Titled ‘Everydays: The First 5,000 Days’, the artwork is a collage of thousands of surreal and unsettling images created by Beeple using a variety of digital modelling programmes. He began the collection in early 2007 and has since created a new piece for 5064 consecutive days.
NFT artworks like this one have surged in popularity over the last few weeks, with the likes of musician Grimes making almost US$6 million (£4 million) from the sale of her digital collection and the digital version of a destroyed Banksy print selling for US$380,000 (£274,000).
This week’s historic auction proved no less popular. An unprecedented and record-breaking 22 million people watched the final moments of the auction’s livestream, which saw bidding rapidly rise in US$15 million (£10.8 million) increments in the last few minutes. Bidders hailed from 11 countries and an astounding 91 percent of them were new buyers to Christie’s. The anonymous winning bidder paid for the artwork in cryptocurrency.
But digital artwork has been around for a while, so why the sudden boom? “Artists have been using hardware and software to create artwork and distribute it on the internet for the last 20+ years but there was never a real way to truly own and collect it,” explained Beeple. “With NFTs that has now changed. I believe we are witnessing the beginning of the next chapter in art history, digital art.”

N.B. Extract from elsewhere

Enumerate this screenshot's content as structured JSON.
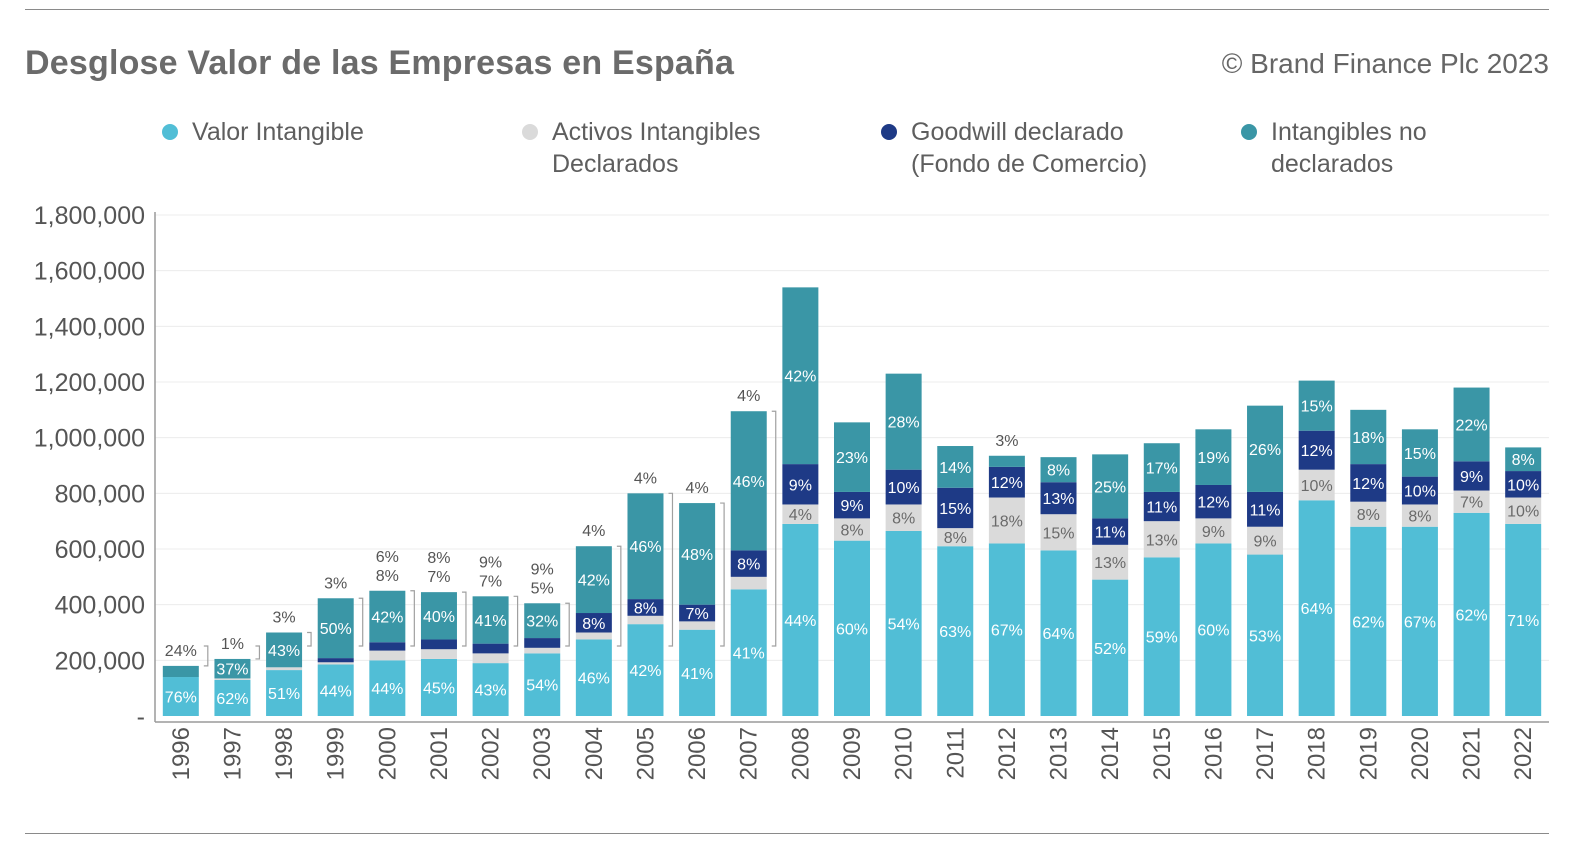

NFTs, or unique digital tokens, guarantee the authenticity of a digital artwork by encrypting the artist’s signature and tracking its provenance using blockchain technology. The NFT for Beeple’s ‘Everyday’ piece was generated by MakersPlace, a marketplace for digital creators.
“My clients over 40 think this is either tulips or the emperor’s new clothes,” remarked art law attorney Thomas Danziger. “But younger clients think this could be the next da Vinci or bigger. People collect the art of their times. This may turn out to be the best thing since sliced bread, in the rearview mirror.”